After applying both the core PR with Blink and #123 it brought down the queries quite a bit, models still high though. It seems to do a query on the slug, and then a sub-query for the taxonomy with a where in slug for every slug in that taxonomy.

image

ryanmitchell commented 1 year ago

Progress at least. Theres definitely scope to improve the taxonomy query a little more, when I get some time I'll try and work on that.

geertjanknapen1 commented 1 year ago

Right progress indeed, thanks for the help and thanks in advance for the help yet to come!

ryanmitchell commented 1 year ago

@geertjanknapen1 a quick improvement here https://github.com/statamic/eloquent-driver/pull/124 - it should get rid of the duplicate select * from entries queries you were seeing.

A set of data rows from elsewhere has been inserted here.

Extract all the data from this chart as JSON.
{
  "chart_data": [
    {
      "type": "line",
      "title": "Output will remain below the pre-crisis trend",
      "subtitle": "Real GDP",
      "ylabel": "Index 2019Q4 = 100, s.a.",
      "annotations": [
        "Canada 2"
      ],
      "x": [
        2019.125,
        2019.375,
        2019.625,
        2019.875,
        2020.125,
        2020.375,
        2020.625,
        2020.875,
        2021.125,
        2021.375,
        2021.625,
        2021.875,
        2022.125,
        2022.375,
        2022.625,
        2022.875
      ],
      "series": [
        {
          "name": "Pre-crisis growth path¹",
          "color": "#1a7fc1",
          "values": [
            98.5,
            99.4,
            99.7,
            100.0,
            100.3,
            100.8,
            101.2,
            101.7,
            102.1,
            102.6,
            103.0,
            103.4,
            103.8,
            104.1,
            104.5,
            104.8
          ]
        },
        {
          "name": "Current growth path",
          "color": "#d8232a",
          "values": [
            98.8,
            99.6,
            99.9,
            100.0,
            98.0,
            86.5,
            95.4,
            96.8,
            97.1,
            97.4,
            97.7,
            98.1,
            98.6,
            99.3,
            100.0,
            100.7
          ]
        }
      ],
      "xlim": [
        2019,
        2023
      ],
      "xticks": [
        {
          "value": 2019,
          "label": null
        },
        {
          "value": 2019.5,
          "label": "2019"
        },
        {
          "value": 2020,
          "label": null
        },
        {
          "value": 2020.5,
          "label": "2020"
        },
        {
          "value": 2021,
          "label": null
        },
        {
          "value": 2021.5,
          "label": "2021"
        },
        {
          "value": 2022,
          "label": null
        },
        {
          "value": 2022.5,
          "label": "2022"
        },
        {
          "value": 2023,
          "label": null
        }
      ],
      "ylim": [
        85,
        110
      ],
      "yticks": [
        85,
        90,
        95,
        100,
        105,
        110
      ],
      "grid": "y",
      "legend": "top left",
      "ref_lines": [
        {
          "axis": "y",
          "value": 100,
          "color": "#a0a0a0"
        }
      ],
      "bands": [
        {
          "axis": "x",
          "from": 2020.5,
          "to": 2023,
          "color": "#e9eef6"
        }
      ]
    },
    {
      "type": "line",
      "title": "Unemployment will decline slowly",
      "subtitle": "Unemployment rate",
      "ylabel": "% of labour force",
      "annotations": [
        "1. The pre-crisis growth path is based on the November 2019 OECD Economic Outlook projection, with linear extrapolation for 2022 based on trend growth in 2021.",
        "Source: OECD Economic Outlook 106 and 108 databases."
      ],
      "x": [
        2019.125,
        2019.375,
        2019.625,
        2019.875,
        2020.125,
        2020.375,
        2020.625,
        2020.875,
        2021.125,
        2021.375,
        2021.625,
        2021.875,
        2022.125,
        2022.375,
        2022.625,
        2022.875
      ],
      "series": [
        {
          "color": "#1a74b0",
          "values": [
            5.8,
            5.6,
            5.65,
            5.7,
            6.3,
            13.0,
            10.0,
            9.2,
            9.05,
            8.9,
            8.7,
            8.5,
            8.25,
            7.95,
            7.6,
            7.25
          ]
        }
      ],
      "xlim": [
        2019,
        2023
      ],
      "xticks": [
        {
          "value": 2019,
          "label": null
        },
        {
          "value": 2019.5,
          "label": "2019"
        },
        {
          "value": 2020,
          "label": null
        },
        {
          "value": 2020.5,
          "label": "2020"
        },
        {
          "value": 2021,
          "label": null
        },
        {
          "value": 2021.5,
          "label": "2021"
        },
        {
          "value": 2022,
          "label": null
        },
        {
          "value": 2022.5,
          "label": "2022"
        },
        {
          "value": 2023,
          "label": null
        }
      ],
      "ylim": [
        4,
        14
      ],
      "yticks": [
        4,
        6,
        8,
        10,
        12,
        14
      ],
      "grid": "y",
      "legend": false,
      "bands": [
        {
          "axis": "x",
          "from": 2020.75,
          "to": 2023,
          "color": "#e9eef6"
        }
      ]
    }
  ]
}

I think this is about as much as I can do without it starting to affect the data returned - I cant think of any way of caching the taxonomy_term queries driver side.

mauricewijnia commented 1 year ago

I'm running into the same issue. I tracked the origin of the query back to this line of code in the CMS codebase. Disabling this line stops the select * from entries queries and prevents loading all those models.

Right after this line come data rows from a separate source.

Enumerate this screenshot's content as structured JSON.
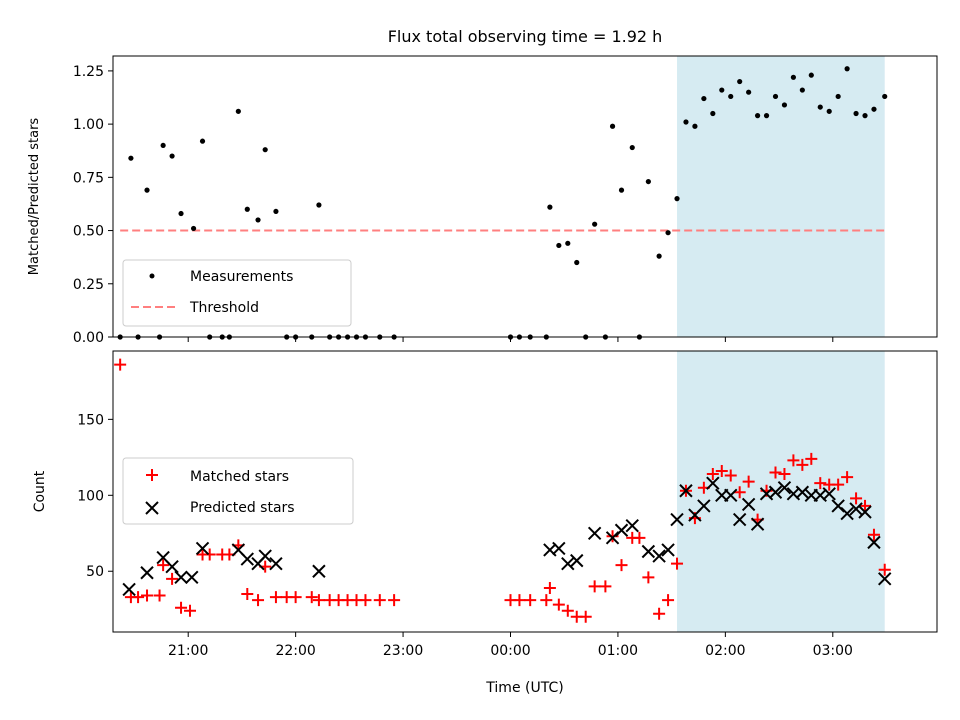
{
  "chart_data": [
    {
      "type": "scatter",
      "title": "Flux total observing time = 1.92 h",
      "xlabel": "",
      "ylabel": "Matched/Predicted stars",
      "ylim": [
        0,
        1.32
      ],
      "yticks": [
        "0.00",
        "0.25",
        "0.50",
        "0.75",
        "1.00",
        "1.25"
      ],
      "grid": false,
      "legend_position": "lower-left",
      "shaded_span": {
        "from": "01:33",
        "to": "03:29",
        "color": "#add8e6"
      },
      "threshold": {
        "name": "Threshold",
        "value": 0.5,
        "color": "#ff7f7f"
      },
      "series": [
        {
          "name": "Measurements",
          "color": "#000000",
          "points": [
            [
              "20:22",
              0.0
            ],
            [
              "20:28",
              0.84
            ],
            [
              "20:32",
              0.0
            ],
            [
              "20:37",
              0.69
            ],
            [
              "20:44",
              0.0
            ],
            [
              "20:46",
              0.9
            ],
            [
              "20:51",
              0.85
            ],
            [
              "20:56",
              0.58
            ],
            [
              "21:03",
              0.51
            ],
            [
              "21:08",
              0.92
            ],
            [
              "21:12",
              0.0
            ],
            [
              "21:19",
              0.0
            ],
            [
              "21:23",
              0.0
            ],
            [
              "21:28",
              1.06
            ],
            [
              "21:33",
              0.6
            ],
            [
              "21:39",
              0.55
            ],
            [
              "21:43",
              0.88
            ],
            [
              "21:49",
              0.59
            ],
            [
              "21:55",
              0.0
            ],
            [
              "22:00",
              0.0
            ],
            [
              "22:09",
              0.0
            ],
            [
              "22:13",
              0.62
            ],
            [
              "22:19",
              0.0
            ],
            [
              "22:24",
              0.0
            ],
            [
              "22:29",
              0.0
            ],
            [
              "22:34",
              0.0
            ],
            [
              "22:39",
              0.0
            ],
            [
              "22:47",
              0.0
            ],
            [
              "22:55",
              0.0
            ],
            [
              "00:00",
              0.0
            ],
            [
              "00:05",
              0.0
            ],
            [
              "00:11",
              0.0
            ],
            [
              "00:20",
              0.0
            ],
            [
              "00:22",
              0.61
            ],
            [
              "00:27",
              0.43
            ],
            [
              "00:32",
              0.44
            ],
            [
              "00:37",
              0.35
            ],
            [
              "00:42",
              0.0
            ],
            [
              "00:47",
              0.53
            ],
            [
              "00:53",
              0.0
            ],
            [
              "00:57",
              0.99
            ],
            [
              "01:02",
              0.69
            ],
            [
              "01:08",
              0.89
            ],
            [
              "01:12",
              0.0
            ],
            [
              "01:17",
              0.73
            ],
            [
              "01:23",
              0.38
            ],
            [
              "01:28",
              0.49
            ],
            [
              "01:33",
              0.65
            ],
            [
              "01:38",
              1.01
            ],
            [
              "01:43",
              0.99
            ],
            [
              "01:48",
              1.12
            ],
            [
              "01:53",
              1.05
            ],
            [
              "01:58",
              1.16
            ],
            [
              "02:03",
              1.13
            ],
            [
              "02:08",
              1.2
            ],
            [
              "02:13",
              1.15
            ],
            [
              "02:18",
              1.04
            ],
            [
              "02:23",
              1.04
            ],
            [
              "02:28",
              1.13
            ],
            [
              "02:33",
              1.09
            ],
            [
              "02:38",
              1.22
            ],
            [
              "02:43",
              1.16
            ],
            [
              "02:48",
              1.23
            ],
            [
              "02:53",
              1.08
            ],
            [
              "02:58",
              1.06
            ],
            [
              "03:03",
              1.13
            ],
            [
              "03:08",
              1.26
            ],
            [
              "03:13",
              1.05
            ],
            [
              "03:18",
              1.04
            ],
            [
              "03:23",
              1.07
            ],
            [
              "03:29",
              1.13
            ]
          ]
        }
      ]
    },
    {
      "type": "scatter",
      "title": "",
      "xlabel": "Time (UTC)",
      "ylabel": "Count",
      "xticks": [
        "21:00",
        "22:00",
        "23:00",
        "00:00",
        "01:00",
        "02:00",
        "03:00"
      ],
      "ylim": [
        10,
        195
      ],
      "yticks": [
        "50",
        "100",
        "150"
      ],
      "grid": false,
      "legend_position": "center-left",
      "shaded_span": {
        "from": "01:33",
        "to": "03:29",
        "color": "#add8e6"
      },
      "series": [
        {
          "name": "Matched stars",
          "marker": "plus",
          "color": "#ff0000",
          "points": [
            [
              "20:22",
              186
            ],
            [
              "20:28",
              33
            ],
            [
              "20:32",
              33
            ],
            [
              "20:37",
              34
            ],
            [
              "20:44",
              34
            ],
            [
              "20:46",
              54
            ],
            [
              "20:51",
              45
            ],
            [
              "20:56",
              26
            ],
            [
              "21:01",
              24
            ],
            [
              "21:08",
              61
            ],
            [
              "21:12",
              61
            ],
            [
              "21:19",
              61
            ],
            [
              "21:23",
              61
            ],
            [
              "21:28",
              67
            ],
            [
              "21:33",
              35
            ],
            [
              "21:39",
              31
            ],
            [
              "21:43",
              53
            ],
            [
              "21:49",
              33
            ],
            [
              "21:55",
              33
            ],
            [
              "22:00",
              33
            ],
            [
              "22:09",
              33
            ],
            [
              "22:13",
              31
            ],
            [
              "22:19",
              31
            ],
            [
              "22:24",
              31
            ],
            [
              "22:29",
              31
            ],
            [
              "22:34",
              31
            ],
            [
              "22:39",
              31
            ],
            [
              "22:47",
              31
            ],
            [
              "22:55",
              31
            ],
            [
              "00:00",
              31
            ],
            [
              "00:05",
              31
            ],
            [
              "00:11",
              31
            ],
            [
              "00:20",
              31
            ],
            [
              "00:22",
              39
            ],
            [
              "00:27",
              28
            ],
            [
              "00:32",
              24
            ],
            [
              "00:37",
              20
            ],
            [
              "00:42",
              20
            ],
            [
              "00:47",
              40
            ],
            [
              "00:53",
              40
            ],
            [
              "00:57",
              73
            ],
            [
              "01:02",
              54
            ],
            [
              "01:08",
              72
            ],
            [
              "01:12",
              72
            ],
            [
              "01:17",
              46
            ],
            [
              "01:23",
              22
            ],
            [
              "01:28",
              31
            ],
            [
              "01:33",
              55
            ],
            [
              "01:38",
              103
            ],
            [
              "01:43",
              85
            ],
            [
              "01:48",
              105
            ],
            [
              "01:53",
              114
            ],
            [
              "01:58",
              116
            ],
            [
              "02:03",
              113
            ],
            [
              "02:08",
              102
            ],
            [
              "02:13",
              109
            ],
            [
              "02:18",
              84
            ],
            [
              "02:23",
              103
            ],
            [
              "02:28",
              115
            ],
            [
              "02:33",
              114
            ],
            [
              "02:38",
              123
            ],
            [
              "02:43",
              120
            ],
            [
              "02:48",
              124
            ],
            [
              "02:53",
              108
            ],
            [
              "02:58",
              107
            ],
            [
              "03:03",
              107
            ],
            [
              "03:08",
              112
            ],
            [
              "03:13",
              98
            ],
            [
              "03:18",
              93
            ],
            [
              "03:23",
              74
            ],
            [
              "03:29",
              51
            ]
          ]
        },
        {
          "name": "Predicted stars",
          "marker": "x",
          "color": "#000000",
          "points": [
            [
              "20:27",
              38
            ],
            [
              "20:37",
              49
            ],
            [
              "20:46",
              59
            ],
            [
              "20:51",
              53
            ],
            [
              "20:56",
              46
            ],
            [
              "21:02",
              46
            ],
            [
              "21:08",
              65
            ],
            [
              "21:28",
              64
            ],
            [
              "21:33",
              58
            ],
            [
              "21:39",
              55
            ],
            [
              "21:43",
              60
            ],
            [
              "21:49",
              55
            ],
            [
              "22:13",
              50
            ],
            [
              "00:22",
              64
            ],
            [
              "00:27",
              65
            ],
            [
              "00:32",
              55
            ],
            [
              "00:37",
              57
            ],
            [
              "00:47",
              75
            ],
            [
              "00:57",
              72
            ],
            [
              "01:02",
              77
            ],
            [
              "01:08",
              80
            ],
            [
              "01:17",
              63
            ],
            [
              "01:23",
              60
            ],
            [
              "01:28",
              64
            ],
            [
              "01:33",
              84
            ],
            [
              "01:38",
              103
            ],
            [
              "01:43",
              87
            ],
            [
              "01:48",
              93
            ],
            [
              "01:53",
              108
            ],
            [
              "01:58",
              100
            ],
            [
              "02:03",
              100
            ],
            [
              "02:08",
              84
            ],
            [
              "02:13",
              94
            ],
            [
              "02:18",
              81
            ],
            [
              "02:23",
              101
            ],
            [
              "02:28",
              102
            ],
            [
              "02:33",
              105
            ],
            [
              "02:38",
              101
            ],
            [
              "02:43",
              102
            ],
            [
              "02:48",
              100
            ],
            [
              "02:53",
              100
            ],
            [
              "02:58",
              101
            ],
            [
              "03:03",
              93
            ],
            [
              "03:08",
              88
            ],
            [
              "03:13",
              91
            ],
            [
              "03:18",
              89
            ],
            [
              "03:23",
              69
            ],
            [
              "03:29",
              45
            ]
          ]
        }
      ]
    }
  ]
}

I'm not sure if we can do something about it since I'm not entirely sure why the collection query would be necessary and I'm even less sure why this where statement results in a query for all collection entries...

ryanmitchell commented 1 year ago

@mauricewijnia are you using an entries field or something similar? The PRs I’ve referenced here should cut down the query count significantly.

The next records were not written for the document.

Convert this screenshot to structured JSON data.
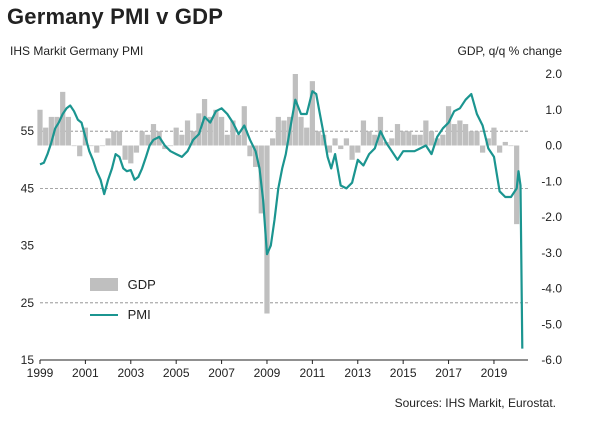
{
  "title": "Germany PMI v GDP",
  "source": "Sources: IHS Markit, Eurostat.",
  "colors": {
    "gdp_bar": "#bfbfbf",
    "pmi_line": "#1b9590",
    "text": "#222222",
    "grid": "#888888"
  },
  "chart_data": {
    "type": "bar+line",
    "xlim": [
      1999.0,
      2020.5
    ],
    "x_ticks": [
      1999,
      2001,
      2003,
      2005,
      2007,
      2009,
      2011,
      2013,
      2015,
      2017,
      2019
    ],
    "x_tick_labels": [
      "1999",
      "2001",
      "2003",
      "2005",
      "2007",
      "2009",
      "2011",
      "2013",
      "2015",
      "2017",
      "2019"
    ],
    "left_axis": {
      "label": "IHS Markit Germany PMI",
      "ylim": [
        15,
        65
      ],
      "ticks": [
        15,
        25,
        35,
        45,
        55
      ],
      "tick_labels": [
        "15",
        "25",
        "35",
        "45",
        "55"
      ]
    },
    "right_axis": {
      "label": "GDP, q/q % change",
      "ylim": [
        -6.0,
        2.0
      ],
      "ticks": [
        2.0,
        1.0,
        0.0,
        -1.0,
        -2.0,
        -3.0,
        -4.0,
        -5.0,
        -6.0
      ],
      "tick_labels": [
        "2.0",
        "1.0",
        "0.0",
        "-1.0",
        "-2.0",
        "-3.0",
        "-4.0",
        "-5.0",
        "-6.0"
      ]
    },
    "grid": {
      "horizontal_dashed_at_left_values": [
        25,
        45,
        55
      ]
    },
    "legend": {
      "placement": "bottom-left",
      "entries": [
        "GDP",
        "PMI"
      ]
    },
    "series": [
      {
        "name": "GDP",
        "type": "bar",
        "axis": "right",
        "x": [
          1999.0,
          1999.25,
          1999.5,
          1999.75,
          2000.0,
          2000.25,
          2000.5,
          2000.75,
          2001.0,
          2001.25,
          2001.5,
          2001.75,
          2002.0,
          2002.25,
          2002.5,
          2002.75,
          2003.0,
          2003.25,
          2003.5,
          2003.75,
          2004.0,
          2004.25,
          2004.5,
          2004.75,
          2005.0,
          2005.25,
          2005.5,
          2005.75,
          2006.0,
          2006.25,
          2006.5,
          2006.75,
          2007.0,
          2007.25,
          2007.5,
          2007.75,
          2008.0,
          2008.25,
          2008.5,
          2008.75,
          2009.0,
          2009.25,
          2009.5,
          2009.75,
          2010.0,
          2010.25,
          2010.5,
          2010.75,
          2011.0,
          2011.25,
          2011.5,
          2011.75,
          2012.0,
          2012.25,
          2012.5,
          2012.75,
          2013.0,
          2013.25,
          2013.5,
          2013.75,
          2014.0,
          2014.25,
          2014.5,
          2014.75,
          2015.0,
          2015.25,
          2015.5,
          2015.75,
          2016.0,
          2016.25,
          2016.5,
          2016.75,
          2017.0,
          2017.25,
          2017.5,
          2017.75,
          2018.0,
          2018.25,
          2018.5,
          2018.75,
          2019.0,
          2019.25,
          2019.5,
          2019.75,
          2020.0
        ],
        "values": [
          1.0,
          0.5,
          0.8,
          0.8,
          1.5,
          0.8,
          0.0,
          -0.3,
          0.5,
          0.0,
          -0.2,
          0.0,
          0.2,
          0.4,
          0.4,
          -0.4,
          -0.5,
          -0.2,
          0.4,
          0.3,
          0.6,
          0.4,
          -0.1,
          0.0,
          0.5,
          0.3,
          0.7,
          0.4,
          0.9,
          1.3,
          0.8,
          1.0,
          0.8,
          0.3,
          0.7,
          0.3,
          1.1,
          -0.3,
          -0.6,
          -1.9,
          -4.7,
          0.2,
          0.8,
          0.7,
          0.8,
          2.0,
          0.8,
          0.5,
          1.8,
          0.4,
          0.3,
          -0.2,
          0.2,
          -0.1,
          0.2,
          -0.4,
          -0.2,
          0.7,
          0.4,
          0.3,
          0.8,
          0.1,
          0.2,
          0.6,
          0.4,
          0.4,
          0.3,
          0.3,
          0.7,
          0.4,
          0.2,
          0.3,
          1.1,
          0.6,
          0.7,
          0.6,
          0.4,
          0.4,
          -0.2,
          0.2,
          0.5,
          -0.2,
          0.1,
          0.0,
          -2.2
        ]
      },
      {
        "name": "PMI",
        "type": "line",
        "axis": "left",
        "x": [
          1999.0,
          1999.17,
          1999.33,
          1999.5,
          1999.67,
          1999.83,
          2000.0,
          2000.17,
          2000.33,
          2000.5,
          2000.67,
          2000.83,
          2001.0,
          2001.17,
          2001.33,
          2001.5,
          2001.67,
          2001.83,
          2002.0,
          2002.17,
          2002.33,
          2002.5,
          2002.67,
          2002.83,
          2003.0,
          2003.17,
          2003.33,
          2003.5,
          2003.67,
          2003.83,
          2004.0,
          2004.25,
          2004.5,
          2004.75,
          2005.0,
          2005.25,
          2005.5,
          2005.75,
          2006.0,
          2006.25,
          2006.5,
          2006.75,
          2007.0,
          2007.25,
          2007.5,
          2007.75,
          2008.0,
          2008.25,
          2008.5,
          2008.67,
          2008.83,
          2009.0,
          2009.17,
          2009.33,
          2009.5,
          2009.67,
          2009.83,
          2010.0,
          2010.25,
          2010.5,
          2010.75,
          2011.0,
          2011.17,
          2011.33,
          2011.5,
          2011.67,
          2011.83,
          2012.0,
          2012.25,
          2012.5,
          2012.75,
          2013.0,
          2013.25,
          2013.5,
          2013.75,
          2014.0,
          2014.25,
          2014.5,
          2014.75,
          2015.0,
          2015.25,
          2015.5,
          2015.75,
          2016.0,
          2016.25,
          2016.5,
          2016.75,
          2017.0,
          2017.25,
          2017.5,
          2017.75,
          2018.0,
          2018.25,
          2018.5,
          2018.75,
          2019.0,
          2019.25,
          2019.5,
          2019.75,
          2020.0,
          2020.08,
          2020.17,
          2020.25
        ],
        "values": [
          49.2,
          49.5,
          51.0,
          53.0,
          55.5,
          56.5,
          58.0,
          59.0,
          59.5,
          58.5,
          57.0,
          56.5,
          54.0,
          51.5,
          50.0,
          48.0,
          46.5,
          44.0,
          46.5,
          48.5,
          51.0,
          50.5,
          48.5,
          48.0,
          48.2,
          46.5,
          47.0,
          48.5,
          50.5,
          52.5,
          53.5,
          54.0,
          52.5,
          51.5,
          51.0,
          50.5,
          51.5,
          53.5,
          54.5,
          57.5,
          56.5,
          58.5,
          59.0,
          58.0,
          56.5,
          54.5,
          56.0,
          53.5,
          51.5,
          48.5,
          43.0,
          33.5,
          35.0,
          39.5,
          45.0,
          48.5,
          51.0,
          55.0,
          60.5,
          58.0,
          58.0,
          62.0,
          61.5,
          58.0,
          54.5,
          50.5,
          48.5,
          51.0,
          45.5,
          45.0,
          46.0,
          50.0,
          49.0,
          51.0,
          52.0,
          55.0,
          53.0,
          51.5,
          50.0,
          51.5,
          51.5,
          51.5,
          52.0,
          52.5,
          51.0,
          54.0,
          55.5,
          56.5,
          58.5,
          59.0,
          60.5,
          61.5,
          58.0,
          56.0,
          52.0,
          50.5,
          44.5,
          43.5,
          43.5,
          45.0,
          48.0,
          45.5,
          17.0
        ]
      }
    ]
  }
}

mauricewijnia commented 1 year ago

@ryanmitchell I'm using the Terms field that gets attached to a collection blueprint when you link a taxonomy with a collection.

Limiting the query count helps, but I'm wondering if the query is necessary at all?

When I have some time I'll dive a bit deeper into this, for now I've extended the Terms field and disabled the collection query for our projects, not ideal but it works for now 😄

ryanmitchell commented 1 year ago

I think @FrittenKeeZ has done some work on the performance of the Terms field type (we dont use Taxonomies on our installs). Maybe he has a PR pending for that?

FrittenKeeZ commented 1 year ago

I've only done a bug fix in regards to the TermQueryBuilder - the performance issue I encountered was due to the Entries relationship augmenting all fields when in select mode instead of only id and title.

ryanmitchell commented 1 year ago

@geertjanknapen1 I would be hopeful that v2.2.0 reduces these queries significantly. Can you check now and let me know what you are seeing so we can either close this issue or find opportunities for further improvements?

geertjanknapen1 commented 1 year ago

Heya @ryanmitchell We've internally fixed this problem, so it will take me a while to properly test this without any of our custom code also interfering. I'm very busy at the moment but I hope I can get it done before the end of next week.

I will report whatever I find here and tag you.

Thanks for notifying me, I appreciate it!

ryanmitchell commented 1 year ago

No problem - looking forward to seeing the solutions you came up with.

ryanmitchell commented 12 months ago

Closing due to inactivity. Feel free to open a PR with the changes you've implemented.